Scale effect on thermal properties and phase transition characteristics of the ZnCl2-NaCl-KCl mixed chloride salt

Composite chloride salts have become molten salt heat storage materials with high development potential due to their excellent heat storage performance. Since chloride salts are prone to leakage, they need to be adsorbed onto porous materials to prepare composite phase change materials (CPCMs). Changes in the pore size of porous materials will lead to changes in the scale of chloride salts. Currently, there is little research on the impact of scale variation on the thermophysical and phase change characteristics of composite chloride salts, and the underlying mechanisms are not yet clear.
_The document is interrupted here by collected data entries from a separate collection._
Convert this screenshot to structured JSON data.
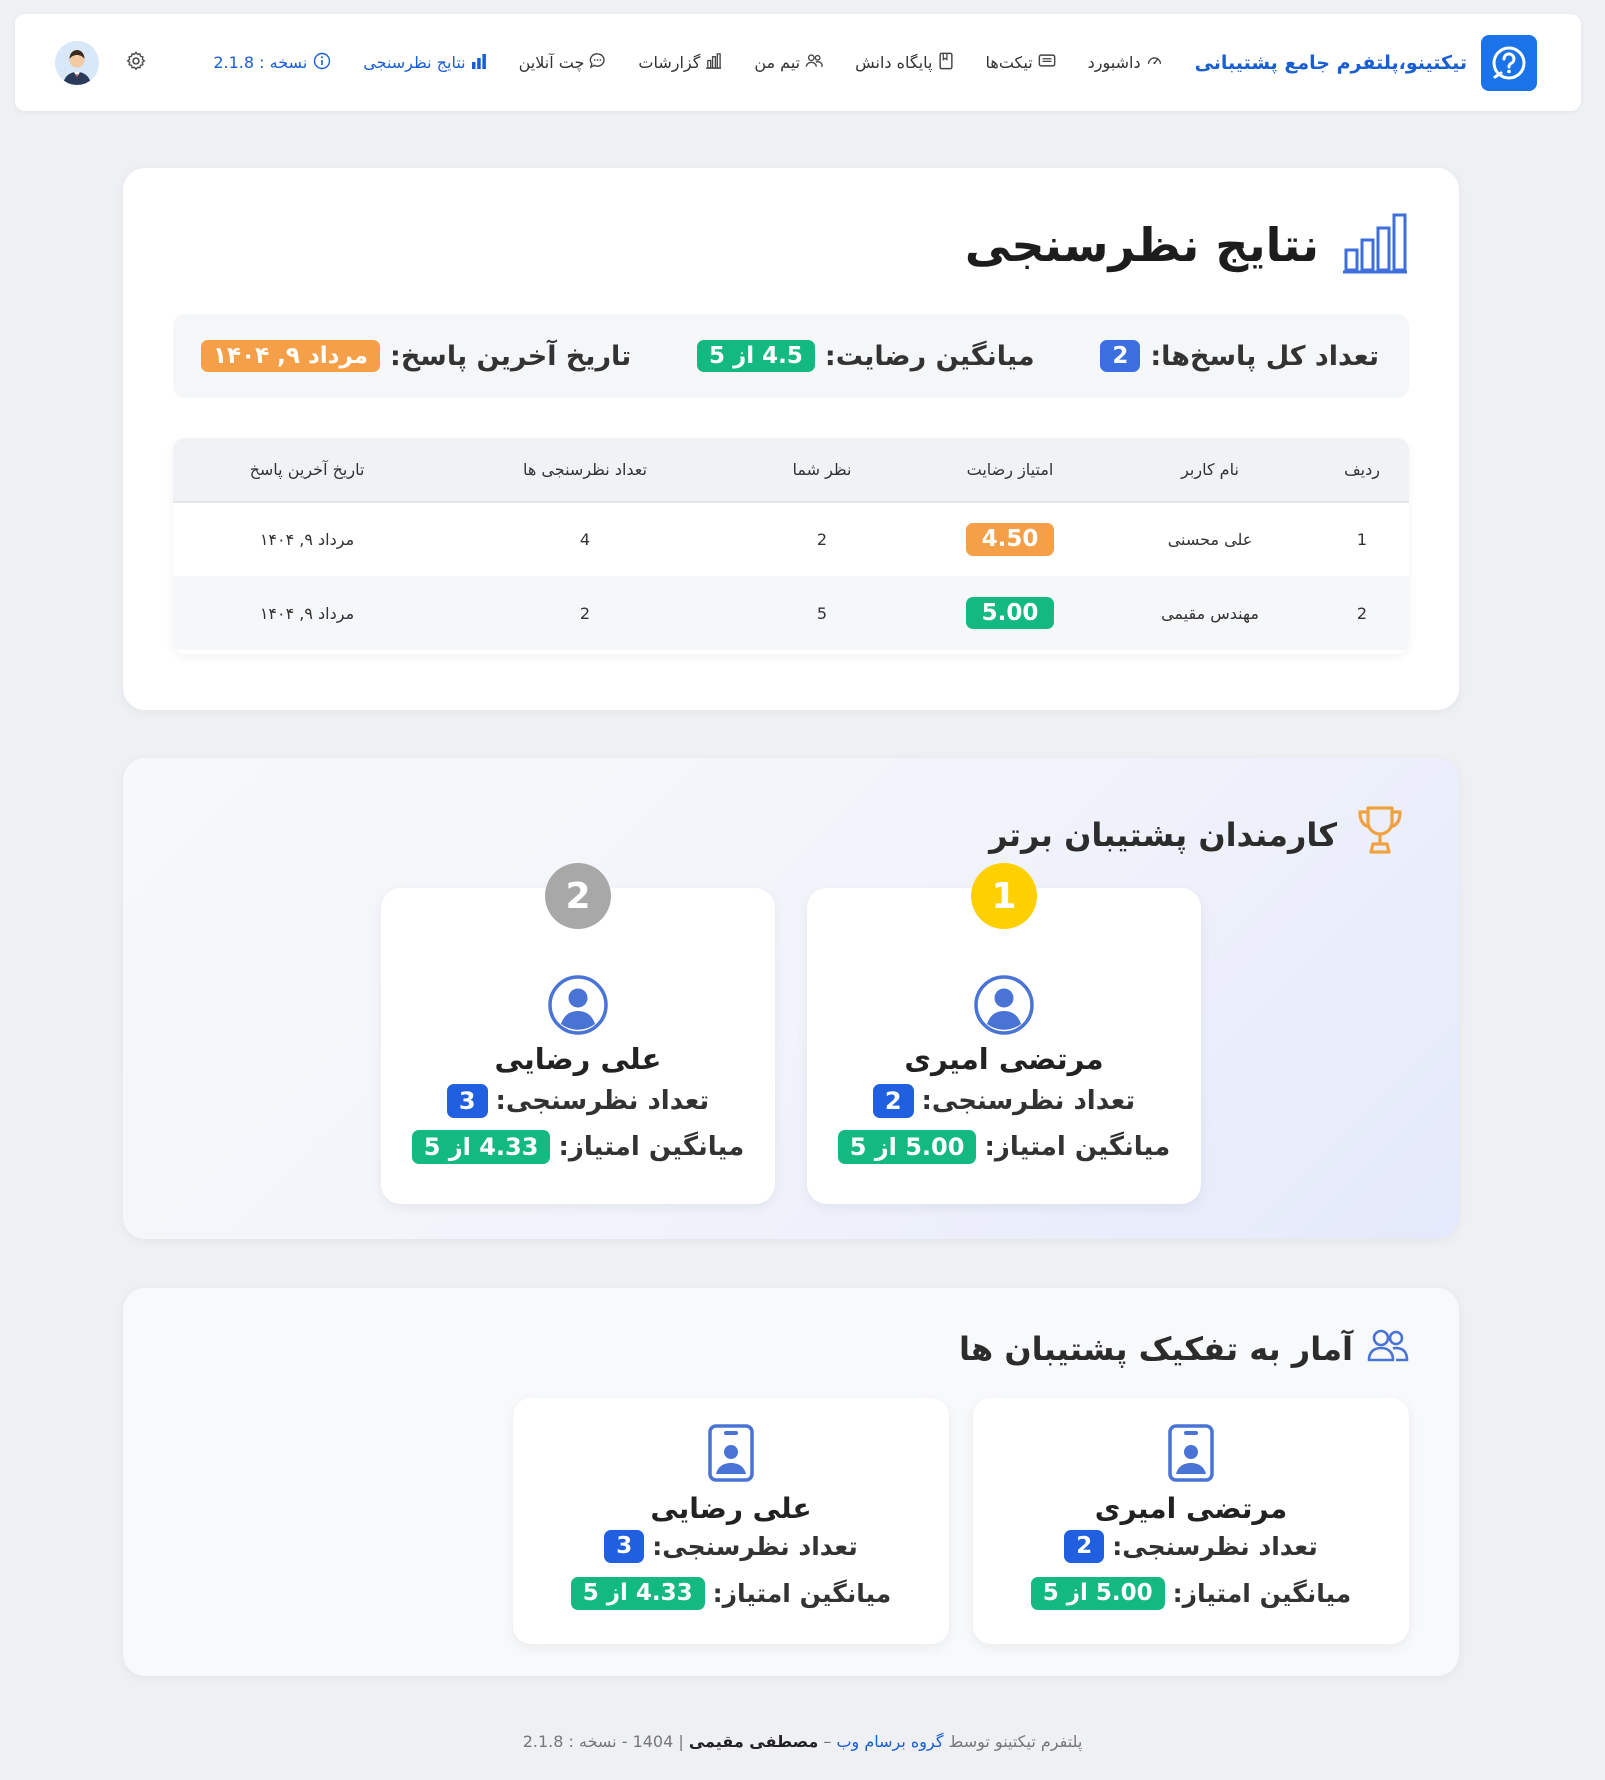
{
  "nav": {
    "brand": "تیکتینو،پلتفرم جامع پشتیبانی",
    "items": [
      {
        "label": "داشبورد",
        "icon": "gauge-icon"
      },
      {
        "label": "تیکت‌ها",
        "icon": "ticket-icon"
      },
      {
        "label": "پایگاه دانش",
        "icon": "book-icon"
      },
      {
        "label": "تیم من",
        "icon": "team-icon"
      },
      {
        "label": "گزارشات",
        "icon": "bar-chart-icon"
      },
      {
        "label": "چت آنلاین",
        "icon": "chat-icon"
      },
      {
        "label": "نتایج نظرسنجی",
        "icon": "chart-filled-icon"
      }
    ],
    "version": "نسخه : 2.1.8"
  },
  "results": {
    "title": "نتایج نظرسنجی",
    "total_label": "تعداد کل پاسخ‌ها:",
    "total_value": "2",
    "avg_label": "میانگین رضایت:",
    "avg_value": "4.5 از 5",
    "last_label": "تاریخ آخرین پاسخ:",
    "last_value": "مرداد ۹, ۱۴۰۴",
    "table": {
      "headers": [
        "ردیف",
        "نام کاربر",
        "امتیاز رضایت",
        "نظر شما",
        "تعداد نظرسنجی ها",
        "تاریخ آخرین پاسخ"
      ],
      "rows": [
        {
          "index": "1",
          "user": "علی محسنی",
          "score": "4.50",
          "opinion": "2",
          "count": "4",
          "date": "مرداد ۹, ۱۴۰۴"
        },
        {
          "index": "2",
          "user": "مهندس مقیمی",
          "score": "5.00",
          "opinion": "5",
          "count": "2",
          "date": "مرداد ۹, ۱۴۰۴"
        }
      ]
    }
  },
  "top": {
    "title": "کارمندان پشتیبان برتر",
    "count_label": "تعداد نظرسنجی:",
    "avg_label": "میانگین امتیاز:",
    "cards": [
      {
        "rank": "1",
        "name": "مرتضی امیری",
        "count": "2",
        "avg": "5.00 از 5"
      },
      {
        "rank": "2",
        "name": "علی رضایی",
        "count": "3",
        "avg": "4.33 از 5"
      }
    ]
  },
  "breakdown": {
    "title": "آمار به تفکیک پشتیبان ها",
    "count_label": "تعداد نظرسنجی:",
    "avg_label": "میانگین امتیاز:",
    "cards": [
      {
        "name": "مرتضی امیری",
        "count": "2",
        "avg": "5.00 از 5"
      },
      {
        "name": "علی رضایی",
        "count": "3",
        "avg": "4.33 از 5"
      }
    ]
  },
  "footer": {
    "prefix": "پلتفرم تیکتینو توسط",
    "company": "گروه برسام وب",
    "dash": "–",
    "author": "مصطفی مقیمی",
    "suffix": "| 1404 - نسخه : 2.1.8"
  },
  "colors": {
    "primary": "#1a5fd1",
    "badge_blue": "#3b6fe0",
    "badge_green": "#14b981",
    "badge_orange": "#f5a048",
    "rank_gold": "#ffd000",
    "rank_silver": "#a8a8a8"
  }
}
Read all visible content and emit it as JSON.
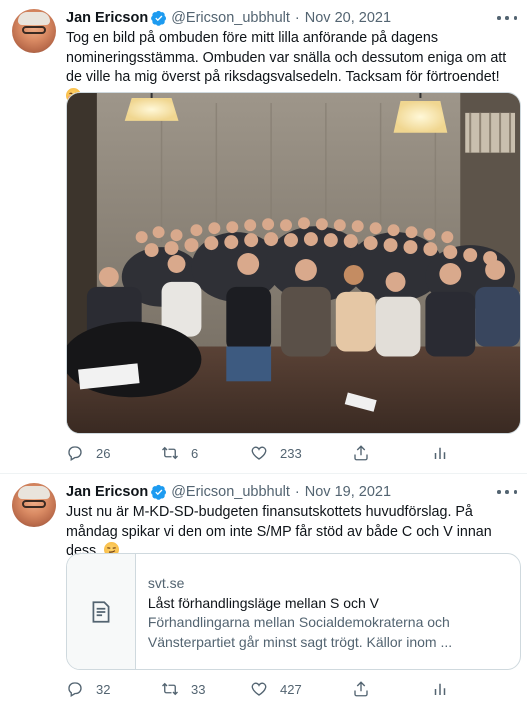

With the ZnCl2-NaCl-KCl (3:1:1 mol%) eutectic salt as the phase change material (PCM), this study integrates molecular dynamics (MD) simulation with an experimental approach to investigate the impact of scale on the thermophysical properties and phase change properties of CPCM. The inherent influence mechanism of scale effect is analyzed from a microscopic perspective. The results indicate that as the scale increases, the interaction energy between molecules within the system gradually increases, and the system structure becomes more compact. The thermal conductivity first increases and then decreases, reaching a maximum of 0.45 W/(m & sdot;K) at 8 nm; the volumetric thermal expansion coefficient gradually decreases. As the scale increases from 3 nm to 15 nm, the melting temperature rises by 8.1 %, while the solidification temperature decreases by 1.73 %, resulting in a significant increase in the degree of supercooling. The latent heat gradually increases with scale, which is consistent with the coordination number.